In today’s competitive business landscape, employers need more than a sales team with motivation and product knowledge, they need to attract, select and develop the “right” team members who have the right industry experience, skills, maturity and motivation that FITS the sale and customer environment.

The Challenge – The Right Candidates

Rarely today does a job description or online ad accurately define the real role of sales, often it’s designed to attract any candidate resulting in average candidates that make for an average sales team.  To accurately hire and develop the right team, a company must 1st define the metrics or “Picture” of Top Performance in a role that accurately defines the skills, attributes, motivation and FIT of the right sales professional who fits the role, customer environment and role complexity.

Defining Top Performance in Sales

To accurately develop the proper metrics for sales success, a company must look carefully at critical aspects of the role that define success and failure. Analyzing a role correctly allows you to not only attract the right candidates, it allows you to effectively build and develop the right sales organization. These may include:

To define top performance, it is crucial to analyze the complexity of the sales role.
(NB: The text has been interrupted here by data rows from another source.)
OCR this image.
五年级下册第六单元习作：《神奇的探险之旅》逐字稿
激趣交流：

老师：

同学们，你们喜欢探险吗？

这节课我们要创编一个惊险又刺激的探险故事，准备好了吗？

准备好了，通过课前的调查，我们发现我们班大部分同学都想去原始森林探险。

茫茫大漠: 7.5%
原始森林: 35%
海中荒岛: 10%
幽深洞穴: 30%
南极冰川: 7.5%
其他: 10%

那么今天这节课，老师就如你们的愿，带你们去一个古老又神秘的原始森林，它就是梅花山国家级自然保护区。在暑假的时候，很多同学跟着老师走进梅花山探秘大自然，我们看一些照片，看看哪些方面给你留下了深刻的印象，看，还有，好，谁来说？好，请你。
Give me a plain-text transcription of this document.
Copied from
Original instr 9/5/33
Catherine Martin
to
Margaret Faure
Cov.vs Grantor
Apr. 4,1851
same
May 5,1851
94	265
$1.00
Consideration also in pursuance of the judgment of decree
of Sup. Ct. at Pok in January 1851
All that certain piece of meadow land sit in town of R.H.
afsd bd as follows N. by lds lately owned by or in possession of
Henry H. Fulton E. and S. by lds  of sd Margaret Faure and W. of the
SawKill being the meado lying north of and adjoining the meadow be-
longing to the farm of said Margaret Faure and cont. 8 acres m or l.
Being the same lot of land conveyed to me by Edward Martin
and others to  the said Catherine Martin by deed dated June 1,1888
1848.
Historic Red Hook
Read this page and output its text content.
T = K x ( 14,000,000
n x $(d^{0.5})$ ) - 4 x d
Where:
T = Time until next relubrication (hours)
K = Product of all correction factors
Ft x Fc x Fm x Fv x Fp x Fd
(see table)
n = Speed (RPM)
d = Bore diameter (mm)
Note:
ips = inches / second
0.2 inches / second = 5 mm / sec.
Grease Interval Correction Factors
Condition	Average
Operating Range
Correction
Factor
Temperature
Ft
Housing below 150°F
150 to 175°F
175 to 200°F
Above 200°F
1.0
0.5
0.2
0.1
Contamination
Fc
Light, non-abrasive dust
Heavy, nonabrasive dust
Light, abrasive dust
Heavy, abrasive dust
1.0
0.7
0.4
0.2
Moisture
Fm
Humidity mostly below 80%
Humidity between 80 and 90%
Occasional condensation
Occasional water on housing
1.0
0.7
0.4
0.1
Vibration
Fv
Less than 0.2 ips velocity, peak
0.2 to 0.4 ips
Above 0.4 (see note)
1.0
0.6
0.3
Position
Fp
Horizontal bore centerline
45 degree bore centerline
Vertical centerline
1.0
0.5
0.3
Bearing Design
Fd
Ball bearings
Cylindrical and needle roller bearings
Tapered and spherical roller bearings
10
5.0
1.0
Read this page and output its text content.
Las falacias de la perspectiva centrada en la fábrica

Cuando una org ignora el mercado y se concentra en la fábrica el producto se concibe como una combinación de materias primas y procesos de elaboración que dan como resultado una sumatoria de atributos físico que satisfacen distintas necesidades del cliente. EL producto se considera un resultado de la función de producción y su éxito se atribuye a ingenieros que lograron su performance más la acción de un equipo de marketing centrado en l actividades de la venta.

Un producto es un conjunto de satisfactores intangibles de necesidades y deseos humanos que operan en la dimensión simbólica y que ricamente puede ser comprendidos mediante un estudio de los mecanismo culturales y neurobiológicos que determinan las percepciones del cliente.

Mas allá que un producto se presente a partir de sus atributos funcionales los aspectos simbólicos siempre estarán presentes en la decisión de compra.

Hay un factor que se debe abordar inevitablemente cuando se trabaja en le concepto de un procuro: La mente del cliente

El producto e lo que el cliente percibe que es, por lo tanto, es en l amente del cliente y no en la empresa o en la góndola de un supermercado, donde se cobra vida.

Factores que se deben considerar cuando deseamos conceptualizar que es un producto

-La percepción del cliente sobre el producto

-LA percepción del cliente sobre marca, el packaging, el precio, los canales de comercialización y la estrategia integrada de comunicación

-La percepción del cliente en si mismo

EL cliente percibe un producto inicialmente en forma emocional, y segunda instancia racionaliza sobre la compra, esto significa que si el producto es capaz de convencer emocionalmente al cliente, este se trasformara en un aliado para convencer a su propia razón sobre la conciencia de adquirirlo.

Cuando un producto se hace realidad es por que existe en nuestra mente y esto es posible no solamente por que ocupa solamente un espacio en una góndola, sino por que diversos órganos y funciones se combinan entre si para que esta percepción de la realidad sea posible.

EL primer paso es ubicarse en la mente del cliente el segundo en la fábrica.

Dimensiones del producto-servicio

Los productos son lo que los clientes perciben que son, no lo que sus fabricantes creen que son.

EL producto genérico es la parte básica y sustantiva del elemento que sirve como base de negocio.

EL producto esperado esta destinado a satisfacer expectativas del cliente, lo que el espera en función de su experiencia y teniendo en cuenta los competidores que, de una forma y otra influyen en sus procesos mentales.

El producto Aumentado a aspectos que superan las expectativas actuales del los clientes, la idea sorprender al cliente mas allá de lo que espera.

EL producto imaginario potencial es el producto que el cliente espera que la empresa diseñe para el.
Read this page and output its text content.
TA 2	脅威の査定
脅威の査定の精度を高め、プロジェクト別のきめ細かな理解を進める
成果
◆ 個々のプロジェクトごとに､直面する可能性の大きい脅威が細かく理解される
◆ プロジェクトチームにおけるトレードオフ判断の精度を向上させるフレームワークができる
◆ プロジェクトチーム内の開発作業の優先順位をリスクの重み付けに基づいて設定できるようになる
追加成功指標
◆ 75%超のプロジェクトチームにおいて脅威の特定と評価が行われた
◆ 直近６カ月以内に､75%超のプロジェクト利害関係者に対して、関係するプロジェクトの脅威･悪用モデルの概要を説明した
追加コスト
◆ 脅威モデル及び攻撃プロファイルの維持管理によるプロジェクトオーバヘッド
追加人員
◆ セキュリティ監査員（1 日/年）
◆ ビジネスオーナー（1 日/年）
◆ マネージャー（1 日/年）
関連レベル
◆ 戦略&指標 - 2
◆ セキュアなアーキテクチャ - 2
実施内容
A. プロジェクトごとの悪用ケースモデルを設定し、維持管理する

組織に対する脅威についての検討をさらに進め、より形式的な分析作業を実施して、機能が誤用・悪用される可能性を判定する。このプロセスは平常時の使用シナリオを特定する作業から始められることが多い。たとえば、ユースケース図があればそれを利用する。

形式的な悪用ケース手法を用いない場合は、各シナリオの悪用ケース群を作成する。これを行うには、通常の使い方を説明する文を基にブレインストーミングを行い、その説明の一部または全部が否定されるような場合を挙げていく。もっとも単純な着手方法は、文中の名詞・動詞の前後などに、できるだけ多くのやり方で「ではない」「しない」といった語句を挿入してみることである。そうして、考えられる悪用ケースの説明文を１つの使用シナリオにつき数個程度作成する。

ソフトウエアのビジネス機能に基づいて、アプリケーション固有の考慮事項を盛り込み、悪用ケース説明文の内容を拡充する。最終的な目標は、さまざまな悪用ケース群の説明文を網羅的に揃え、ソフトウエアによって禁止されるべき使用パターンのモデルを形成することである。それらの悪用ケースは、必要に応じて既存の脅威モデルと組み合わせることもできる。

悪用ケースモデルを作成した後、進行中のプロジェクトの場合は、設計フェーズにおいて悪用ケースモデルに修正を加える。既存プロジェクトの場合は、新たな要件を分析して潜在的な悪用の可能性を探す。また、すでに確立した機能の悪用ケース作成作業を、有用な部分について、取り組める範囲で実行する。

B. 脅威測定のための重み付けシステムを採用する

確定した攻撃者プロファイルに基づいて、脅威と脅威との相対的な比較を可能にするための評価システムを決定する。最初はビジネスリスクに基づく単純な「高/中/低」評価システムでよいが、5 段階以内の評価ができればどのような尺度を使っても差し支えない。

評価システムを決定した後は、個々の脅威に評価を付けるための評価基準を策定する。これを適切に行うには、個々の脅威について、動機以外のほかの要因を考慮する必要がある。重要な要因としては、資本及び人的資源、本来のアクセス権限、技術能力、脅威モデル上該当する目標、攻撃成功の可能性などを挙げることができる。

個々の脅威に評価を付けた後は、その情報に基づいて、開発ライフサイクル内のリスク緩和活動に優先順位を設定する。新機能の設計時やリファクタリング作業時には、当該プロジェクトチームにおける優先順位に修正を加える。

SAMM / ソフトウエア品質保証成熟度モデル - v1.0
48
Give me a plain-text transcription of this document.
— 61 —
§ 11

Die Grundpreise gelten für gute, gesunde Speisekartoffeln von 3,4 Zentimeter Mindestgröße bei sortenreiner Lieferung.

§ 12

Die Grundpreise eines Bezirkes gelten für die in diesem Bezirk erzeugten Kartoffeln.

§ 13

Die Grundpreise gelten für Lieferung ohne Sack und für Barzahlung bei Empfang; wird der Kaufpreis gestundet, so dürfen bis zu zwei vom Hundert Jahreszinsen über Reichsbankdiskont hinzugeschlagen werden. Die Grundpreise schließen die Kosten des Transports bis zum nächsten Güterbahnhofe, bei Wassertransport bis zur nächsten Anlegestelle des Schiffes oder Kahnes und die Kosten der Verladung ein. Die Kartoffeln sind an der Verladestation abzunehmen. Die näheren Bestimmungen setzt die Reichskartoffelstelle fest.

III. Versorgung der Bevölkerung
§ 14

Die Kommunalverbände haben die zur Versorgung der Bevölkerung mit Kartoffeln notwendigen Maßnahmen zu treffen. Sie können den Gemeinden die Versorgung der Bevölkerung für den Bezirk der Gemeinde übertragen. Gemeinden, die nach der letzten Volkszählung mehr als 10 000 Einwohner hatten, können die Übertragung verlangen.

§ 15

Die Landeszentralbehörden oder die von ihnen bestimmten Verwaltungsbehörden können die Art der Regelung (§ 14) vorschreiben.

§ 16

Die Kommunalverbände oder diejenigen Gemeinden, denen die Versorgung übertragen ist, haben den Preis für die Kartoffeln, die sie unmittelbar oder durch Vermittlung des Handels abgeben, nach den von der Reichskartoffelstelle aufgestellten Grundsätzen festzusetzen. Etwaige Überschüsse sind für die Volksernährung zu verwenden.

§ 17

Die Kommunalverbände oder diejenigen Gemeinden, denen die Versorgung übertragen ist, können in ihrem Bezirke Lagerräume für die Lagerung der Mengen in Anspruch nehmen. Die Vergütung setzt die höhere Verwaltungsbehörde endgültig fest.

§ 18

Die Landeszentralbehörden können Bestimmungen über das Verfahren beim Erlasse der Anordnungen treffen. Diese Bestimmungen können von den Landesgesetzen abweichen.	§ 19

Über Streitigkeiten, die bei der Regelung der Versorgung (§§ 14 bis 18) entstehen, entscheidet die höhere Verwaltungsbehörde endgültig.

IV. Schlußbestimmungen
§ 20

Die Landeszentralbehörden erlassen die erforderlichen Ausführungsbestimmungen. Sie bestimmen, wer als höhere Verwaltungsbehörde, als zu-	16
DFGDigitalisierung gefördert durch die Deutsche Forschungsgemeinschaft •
This may include:

    • Ideal/target customer 

    • Sales complexity or difficulty 

    • Customer environment/market pressures

    • Customer buyer/decision-maker types

    • Ideal/target customer or sale

    • Sales process/methodology

    • % of current vs. new customer development focus

    • Competition/marketplace

    • Industry expertise required

    • Skills/technical knowledge required

    • Internal & marketing support 

    • Leadership resources

All of these critical topics must be evaluated carefully to put an accurate “picture” on the type of skills, experience, knowledge and capability the “right” team member must have to succeed.  And, most important… defining what percentage of their time will be focused on prospecting and new business development VS customer account management.  The mix is crucial because it defines the type of drive, motivation and expertise the team member must have to perform.   Sales people that are “Hunters” don’t do well with account management roles, and account management sales people don’t often survive a role focused on new business development. 

To attract, hire, develop and build the right sales organization, it all starts with defining the “picture” of top performance in sales.  This creates a foundation that establishes target recruitment practices, can drive training and development for your current team, or establish leadership efforts that help sales leaders guide, coach and drive team performance.